El inusual episodio, esa provocadora bofetada que un simple encajaba a los intocables, a los mejores, a los “aristos”, dura poco. Enseguida Odiseo, asolador de ciudades, frena al implacable crítico. “¡Calla!… No tomes en boca a los reyes, ni los injuries, ni pienses en el regreso”, le espeta. Luego toma el cetro de Agamenón y lo golpea en la espalda y los hombros. “Tersites se encorvó, mientras una gruesa lágrima caía de sus ojos y un cruento cardenal aparecía en su espalda”. Todos ven, y “aunque afligidos”, todos ríen. La propia Atenea, transfigurada en heraldo, bendice y acompaña al héroe que ha silenciado así al feo y lenguaraz plebeyo.
Era feo, sí. E incómodo. Para dirigentes y socios intolerantes, así mismo debe lucir la opinión que los fustiga por sus errores. A la vez, era una voz valiente la de Tersites, resuelta a trascender la perspectiva de sus pares y desafiar al poder en espacios donde la participación de los más estaba vedada. En la introducción de su versión de La Ilíada, Robert Graves asoma la posibilidad de una travesura de Homero, quien escondido tras la grosera vista del alborotador aprovecharía para deslizar su propio reproche a los jefes aqueos. Al aportar también su relectura de la obra, poniendo “a los dioses entre paréntesis” y dando volumen a lo humano, Alessandro Baricco escoge a Tersites, el de “ánimo osado”, como uno de sus principales narradores. Su monólogo navega en aquel descontento: “me di la vuelta y busqué a Néstor, al viejo y sabio Néstor. Quería mirarlo a los ojos. Y en sus ojos ver morir la guerra, y la arrogancia de quien la desea, y la locura de quienes la libran”.

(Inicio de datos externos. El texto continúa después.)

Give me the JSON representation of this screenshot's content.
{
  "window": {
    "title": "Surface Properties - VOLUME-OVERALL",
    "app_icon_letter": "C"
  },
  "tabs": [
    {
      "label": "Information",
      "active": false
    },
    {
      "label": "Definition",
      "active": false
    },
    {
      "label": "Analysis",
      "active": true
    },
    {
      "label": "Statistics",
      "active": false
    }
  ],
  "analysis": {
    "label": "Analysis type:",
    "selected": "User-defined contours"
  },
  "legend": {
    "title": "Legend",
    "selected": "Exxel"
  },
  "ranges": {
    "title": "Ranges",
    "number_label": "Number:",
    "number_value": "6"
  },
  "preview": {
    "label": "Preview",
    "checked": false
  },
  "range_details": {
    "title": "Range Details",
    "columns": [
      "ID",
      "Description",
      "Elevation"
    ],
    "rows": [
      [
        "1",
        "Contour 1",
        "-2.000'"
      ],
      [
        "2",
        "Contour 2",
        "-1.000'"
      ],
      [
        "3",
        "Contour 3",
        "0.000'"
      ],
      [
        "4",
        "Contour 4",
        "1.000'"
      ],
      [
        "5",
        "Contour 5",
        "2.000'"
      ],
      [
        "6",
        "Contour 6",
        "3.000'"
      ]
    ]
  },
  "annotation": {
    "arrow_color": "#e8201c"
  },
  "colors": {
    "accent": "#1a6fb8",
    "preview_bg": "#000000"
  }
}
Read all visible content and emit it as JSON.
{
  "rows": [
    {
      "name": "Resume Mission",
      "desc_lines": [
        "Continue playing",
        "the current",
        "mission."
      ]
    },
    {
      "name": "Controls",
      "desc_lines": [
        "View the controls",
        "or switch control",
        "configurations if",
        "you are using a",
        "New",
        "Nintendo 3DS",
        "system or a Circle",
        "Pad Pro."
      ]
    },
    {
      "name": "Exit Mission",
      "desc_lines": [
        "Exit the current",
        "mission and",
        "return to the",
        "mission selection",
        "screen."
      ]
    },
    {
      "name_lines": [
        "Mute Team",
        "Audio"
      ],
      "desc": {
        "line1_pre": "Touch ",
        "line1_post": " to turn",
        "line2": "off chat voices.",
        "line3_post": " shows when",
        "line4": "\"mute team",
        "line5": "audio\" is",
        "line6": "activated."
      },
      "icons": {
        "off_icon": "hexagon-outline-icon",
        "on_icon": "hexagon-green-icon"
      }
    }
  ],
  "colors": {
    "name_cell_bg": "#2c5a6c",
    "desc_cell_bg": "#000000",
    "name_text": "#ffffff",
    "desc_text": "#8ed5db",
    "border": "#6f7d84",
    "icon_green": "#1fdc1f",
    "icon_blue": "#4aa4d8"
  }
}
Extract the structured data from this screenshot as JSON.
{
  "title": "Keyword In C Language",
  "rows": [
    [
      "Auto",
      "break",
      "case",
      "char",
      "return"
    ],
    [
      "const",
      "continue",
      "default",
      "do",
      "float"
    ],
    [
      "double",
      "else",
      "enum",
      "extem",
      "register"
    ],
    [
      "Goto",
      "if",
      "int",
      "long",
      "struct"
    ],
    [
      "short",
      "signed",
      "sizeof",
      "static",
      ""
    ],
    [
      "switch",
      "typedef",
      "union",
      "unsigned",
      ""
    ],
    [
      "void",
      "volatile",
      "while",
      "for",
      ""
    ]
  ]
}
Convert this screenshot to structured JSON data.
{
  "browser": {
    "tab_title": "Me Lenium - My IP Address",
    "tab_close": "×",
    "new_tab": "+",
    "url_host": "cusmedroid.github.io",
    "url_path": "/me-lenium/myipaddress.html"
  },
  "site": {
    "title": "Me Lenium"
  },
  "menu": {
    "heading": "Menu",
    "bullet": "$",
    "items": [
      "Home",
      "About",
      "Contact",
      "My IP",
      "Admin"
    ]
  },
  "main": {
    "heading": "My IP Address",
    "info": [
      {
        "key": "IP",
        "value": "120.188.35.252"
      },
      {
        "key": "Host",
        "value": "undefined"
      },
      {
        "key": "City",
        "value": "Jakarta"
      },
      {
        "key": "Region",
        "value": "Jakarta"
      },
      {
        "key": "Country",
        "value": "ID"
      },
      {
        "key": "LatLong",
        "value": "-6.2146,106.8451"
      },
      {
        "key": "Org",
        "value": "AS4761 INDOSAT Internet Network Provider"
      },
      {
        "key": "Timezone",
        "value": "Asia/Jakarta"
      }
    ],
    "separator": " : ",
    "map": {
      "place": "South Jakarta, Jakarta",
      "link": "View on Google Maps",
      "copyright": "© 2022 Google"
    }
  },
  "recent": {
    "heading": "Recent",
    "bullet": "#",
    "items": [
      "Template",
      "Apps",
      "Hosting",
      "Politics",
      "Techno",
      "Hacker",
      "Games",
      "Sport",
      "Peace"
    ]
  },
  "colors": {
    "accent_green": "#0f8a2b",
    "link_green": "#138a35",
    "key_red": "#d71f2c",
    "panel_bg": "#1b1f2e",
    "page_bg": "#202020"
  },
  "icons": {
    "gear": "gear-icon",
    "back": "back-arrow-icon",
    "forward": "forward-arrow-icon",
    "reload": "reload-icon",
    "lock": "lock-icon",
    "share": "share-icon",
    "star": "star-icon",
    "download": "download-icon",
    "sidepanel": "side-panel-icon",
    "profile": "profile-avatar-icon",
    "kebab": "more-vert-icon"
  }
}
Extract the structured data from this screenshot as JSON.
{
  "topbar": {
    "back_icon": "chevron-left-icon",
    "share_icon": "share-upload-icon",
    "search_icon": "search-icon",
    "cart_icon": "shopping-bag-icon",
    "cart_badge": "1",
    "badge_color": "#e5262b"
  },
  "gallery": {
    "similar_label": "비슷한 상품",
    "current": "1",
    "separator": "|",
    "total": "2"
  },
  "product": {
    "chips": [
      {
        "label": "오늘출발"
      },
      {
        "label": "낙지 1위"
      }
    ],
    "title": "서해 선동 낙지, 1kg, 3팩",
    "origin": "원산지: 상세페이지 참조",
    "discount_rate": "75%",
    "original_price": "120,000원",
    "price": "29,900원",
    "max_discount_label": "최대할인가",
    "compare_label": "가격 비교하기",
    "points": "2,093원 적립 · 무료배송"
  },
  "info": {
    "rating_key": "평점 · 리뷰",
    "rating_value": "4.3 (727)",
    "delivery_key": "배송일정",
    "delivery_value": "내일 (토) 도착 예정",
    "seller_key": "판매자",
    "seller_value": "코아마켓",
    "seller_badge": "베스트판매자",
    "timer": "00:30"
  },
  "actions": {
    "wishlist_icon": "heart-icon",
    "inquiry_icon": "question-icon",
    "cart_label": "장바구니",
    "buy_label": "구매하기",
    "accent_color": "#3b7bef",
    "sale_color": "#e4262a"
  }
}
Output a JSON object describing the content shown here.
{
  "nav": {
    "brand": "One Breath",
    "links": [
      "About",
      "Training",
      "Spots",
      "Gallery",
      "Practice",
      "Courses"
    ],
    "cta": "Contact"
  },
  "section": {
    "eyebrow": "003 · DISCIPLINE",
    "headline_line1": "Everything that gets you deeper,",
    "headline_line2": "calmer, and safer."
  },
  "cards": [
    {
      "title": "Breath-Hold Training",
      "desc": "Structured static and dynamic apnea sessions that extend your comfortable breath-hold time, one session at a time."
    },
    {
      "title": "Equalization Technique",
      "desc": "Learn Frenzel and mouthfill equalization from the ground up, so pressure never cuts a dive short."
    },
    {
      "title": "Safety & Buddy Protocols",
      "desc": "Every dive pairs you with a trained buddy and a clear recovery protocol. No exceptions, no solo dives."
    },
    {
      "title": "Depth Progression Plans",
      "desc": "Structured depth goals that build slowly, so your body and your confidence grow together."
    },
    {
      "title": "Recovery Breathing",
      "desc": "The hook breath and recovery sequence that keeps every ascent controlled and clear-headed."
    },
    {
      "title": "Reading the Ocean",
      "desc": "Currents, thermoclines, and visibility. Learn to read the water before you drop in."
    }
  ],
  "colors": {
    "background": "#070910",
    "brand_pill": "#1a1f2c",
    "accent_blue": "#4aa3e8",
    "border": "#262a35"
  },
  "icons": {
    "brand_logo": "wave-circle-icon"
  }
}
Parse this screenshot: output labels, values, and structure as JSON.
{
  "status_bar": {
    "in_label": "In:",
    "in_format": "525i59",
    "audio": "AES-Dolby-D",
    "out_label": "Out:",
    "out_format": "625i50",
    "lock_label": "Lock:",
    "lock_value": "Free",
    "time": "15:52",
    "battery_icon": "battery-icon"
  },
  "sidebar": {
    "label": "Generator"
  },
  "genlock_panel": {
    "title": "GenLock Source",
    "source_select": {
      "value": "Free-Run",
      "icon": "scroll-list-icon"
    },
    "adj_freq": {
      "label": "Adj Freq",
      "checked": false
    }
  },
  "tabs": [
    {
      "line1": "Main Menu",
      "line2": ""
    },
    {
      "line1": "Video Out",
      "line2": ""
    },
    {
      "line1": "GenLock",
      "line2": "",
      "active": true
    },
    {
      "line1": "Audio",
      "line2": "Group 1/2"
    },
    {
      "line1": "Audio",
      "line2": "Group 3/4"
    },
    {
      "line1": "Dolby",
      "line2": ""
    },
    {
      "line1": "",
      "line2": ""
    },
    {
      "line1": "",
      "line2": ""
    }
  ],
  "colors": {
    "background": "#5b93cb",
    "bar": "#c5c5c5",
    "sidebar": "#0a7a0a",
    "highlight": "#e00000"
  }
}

La imagen de Tersites nos visita en tiempos en que el pensamiento crítico no deja de ser percibido como amenaza; una que debe ser sofocada, a toda costa. Hablamos no sólo de la censura que distingue a un sistema autoritario como el venezolano, por cierto; sino de la limitación que enfrentan quienes aspiran a democratizar espacios pero que, irónicamente, esquivan la brega con la pluralidad. “No es hora de cuestionar a tal o cual dirigente”, advierten algunos, y atropellan como Odiseos arrogantes, cetro en alto y soflamas descorteses a modo de emblema. Y todo esto en el marco de la crisis de representación que delatan las encuestas; según More Consulting, 40% de venezolanos no se identifica con ningún bloque político; y entre opositores, son mayoría los que no acompañan al liderazgo tradicional (PU/G4/interinato). Sin rumbo programático claro, con partidos frágiles y liderazgos con mayores niveles de rechazo que de aceptación, ¿tiene sentido pedir un seguimiento que, además, sea acrítico: ciego, sordo, mudo?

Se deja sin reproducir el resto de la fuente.